According to the DGHS, such infections include urinary tract infections, pneumonia, diarrhoea, infections following surgery or invasive medical procedures, and infections in new mothers and newborns.

Doctors often find hospital-acquired infections turning fatal, as some patients survive the initial illnesses they were admitted with but die later due to an infectious disease.

Dr Ahmed Abu Saleh, professor and former head of the microbiology and immunology department at Bangabandhu Sheikh Mujib Medical University, said hospital-acquired infections are a major cause of death among patients in ICUs.

"These infections are usually resistant to multiple antibiotics. The antibiotics they are resistant to will depend on what the hospital usually prescribes."

These infections lengthen a patient's hospital stay and increase mortality rate.

According to the study, "None of the hospitals had a surveillance system ... All hospitals cited a lack of necessary IT support and specialised professionals skilled in epidemiology to carry out surveillance."

Nine of the hospitals did not conduct any surveillance to see if surgical site infections crop up following an operation, or infections are transmitted through medical equipment.

In addition, six of them did not conduct any surveillance in their ICUs, or among infants, while the surveillance for tuberculosis and flu was also ignored.

It found that all 11 hospitals, except one, could only be ranked as "basic" or lower, on the World Health Organization's infection prevention and control assessment scale.

This means infection prevention and control is not sufficiently implemented in those hospitals and further improvement is required.

One 450-bed public hospital, which routinely houses up to 2,600 patients and has an annual turnover of 85,000 patients, was ranked as "inadequate" in terms of infection prevention and control, where "implementation is deficient and significant improvement is required".

The second lowest score was obtained by a private 580-bed tertiary hospital, which treats over 15,000 patients every year.

The study did not name the hospitals, but said they are all teaching hospitals with huge patient loads, where patients from district-level hospitals also get referred to.

Overcrowding, a lack of beds, inadequate manpower, insufficient toilets, and non-existent wastewater treatment systems -- all contribute to the crisis, found the study. Wastewater has been proven time and again to be a carrier of pathogens.

Only about a quarter of the hospitals assess the number of staffers needed to manage patient loads, while 45 percent of them did not maintain the government proposed healthcare worker-patient ratio.

"It was found that cleaners were left out of training for infection prevention and control," said lead author Harun.

The study also found that two-thirds of the hospitals did not maintain adequate spacing between patient beds.

Only six of the hospitals could maintain one patient per bed, found the study. It is observed that large hospitals cram multiple patients to a single bed or make bedding on the floor.

Four hospitals had no way to assess or respond when the bed capacity was exceeded.
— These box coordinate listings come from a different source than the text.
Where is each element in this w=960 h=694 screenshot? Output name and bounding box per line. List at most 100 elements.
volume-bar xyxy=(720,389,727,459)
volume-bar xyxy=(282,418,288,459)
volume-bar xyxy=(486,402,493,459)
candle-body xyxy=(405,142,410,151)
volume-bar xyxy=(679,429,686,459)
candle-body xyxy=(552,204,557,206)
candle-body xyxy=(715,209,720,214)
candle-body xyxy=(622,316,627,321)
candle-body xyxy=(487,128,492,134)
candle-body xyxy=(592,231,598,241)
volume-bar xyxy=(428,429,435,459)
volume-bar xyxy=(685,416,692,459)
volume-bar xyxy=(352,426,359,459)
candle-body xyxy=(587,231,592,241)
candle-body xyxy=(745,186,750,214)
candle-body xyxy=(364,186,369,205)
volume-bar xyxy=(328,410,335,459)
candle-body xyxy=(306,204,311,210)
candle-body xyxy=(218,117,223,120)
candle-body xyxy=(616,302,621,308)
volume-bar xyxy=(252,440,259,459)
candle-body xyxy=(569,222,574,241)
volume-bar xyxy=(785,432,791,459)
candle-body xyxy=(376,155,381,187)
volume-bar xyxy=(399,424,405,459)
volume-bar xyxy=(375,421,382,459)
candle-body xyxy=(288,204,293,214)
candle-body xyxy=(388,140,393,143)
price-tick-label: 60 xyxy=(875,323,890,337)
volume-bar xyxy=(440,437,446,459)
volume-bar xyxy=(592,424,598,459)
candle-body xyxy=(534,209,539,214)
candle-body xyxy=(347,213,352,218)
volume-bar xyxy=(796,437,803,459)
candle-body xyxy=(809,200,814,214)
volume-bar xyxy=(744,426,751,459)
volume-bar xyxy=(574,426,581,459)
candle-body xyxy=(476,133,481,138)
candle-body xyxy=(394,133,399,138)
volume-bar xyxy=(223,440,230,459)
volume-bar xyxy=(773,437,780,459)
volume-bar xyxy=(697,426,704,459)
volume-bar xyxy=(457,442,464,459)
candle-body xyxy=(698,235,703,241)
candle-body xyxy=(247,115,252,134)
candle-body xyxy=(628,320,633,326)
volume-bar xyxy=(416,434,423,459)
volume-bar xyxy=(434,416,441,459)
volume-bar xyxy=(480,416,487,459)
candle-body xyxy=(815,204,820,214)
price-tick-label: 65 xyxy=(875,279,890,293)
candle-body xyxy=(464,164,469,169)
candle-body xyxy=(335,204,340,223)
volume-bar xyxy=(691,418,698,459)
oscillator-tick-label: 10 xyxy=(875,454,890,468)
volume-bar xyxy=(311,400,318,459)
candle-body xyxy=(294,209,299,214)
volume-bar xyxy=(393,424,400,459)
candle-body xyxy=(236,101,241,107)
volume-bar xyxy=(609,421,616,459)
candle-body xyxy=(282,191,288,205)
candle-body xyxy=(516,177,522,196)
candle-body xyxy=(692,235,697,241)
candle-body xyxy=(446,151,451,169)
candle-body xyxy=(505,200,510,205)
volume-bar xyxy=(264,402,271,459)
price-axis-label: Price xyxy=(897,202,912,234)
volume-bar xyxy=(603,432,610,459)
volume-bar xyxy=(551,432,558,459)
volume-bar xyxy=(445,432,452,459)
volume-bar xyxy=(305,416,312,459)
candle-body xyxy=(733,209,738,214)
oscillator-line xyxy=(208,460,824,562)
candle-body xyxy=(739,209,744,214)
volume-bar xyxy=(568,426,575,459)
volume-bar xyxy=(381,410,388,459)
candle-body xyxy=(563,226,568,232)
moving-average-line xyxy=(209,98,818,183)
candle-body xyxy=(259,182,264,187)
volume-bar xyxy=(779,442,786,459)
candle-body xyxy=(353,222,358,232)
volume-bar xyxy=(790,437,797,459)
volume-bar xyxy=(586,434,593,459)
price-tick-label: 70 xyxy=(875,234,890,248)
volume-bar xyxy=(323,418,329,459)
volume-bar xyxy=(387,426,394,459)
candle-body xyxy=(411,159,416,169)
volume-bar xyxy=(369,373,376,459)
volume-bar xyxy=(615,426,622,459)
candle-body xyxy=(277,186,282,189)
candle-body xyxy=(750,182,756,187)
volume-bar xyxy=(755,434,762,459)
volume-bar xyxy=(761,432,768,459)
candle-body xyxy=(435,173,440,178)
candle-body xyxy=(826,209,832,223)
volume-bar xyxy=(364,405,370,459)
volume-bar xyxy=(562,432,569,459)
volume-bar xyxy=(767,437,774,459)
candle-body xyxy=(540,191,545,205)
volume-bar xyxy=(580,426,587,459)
About half of the hospitals had no patients placed outside in the corridors, the study further read.

It also found that seven hospitals did not have sufficient working toilets.

Four of the hospitals did not have functional waste collection containers, and five did not have medical waste pick-up or disposal facilities.

Only one had an incinerator.

Former BSMMU professor Ahmed Abu Saleh recommended a concerted initiative to conduct surveillance for hospital-based infections.

"There needs to be a collective effort because BSMMU is a referral hospital and ICU patients, for example, are admitted in private hospitals before being transferred here. I don't know what infections they are bringing from there."

Meanwhile, other healthcare workers were not receiving sufficient training in infection control, while the cleaners received almost none.

"The resilience of healthcare facilities in containing and treating diseases without propagating infectious threats will depend on enhancing infection prevention and control practices," concluded the study titled "Infection prevention and control in tertiary care hospitals of Bangladesh: results from WHO infection prevention and control assessment framework".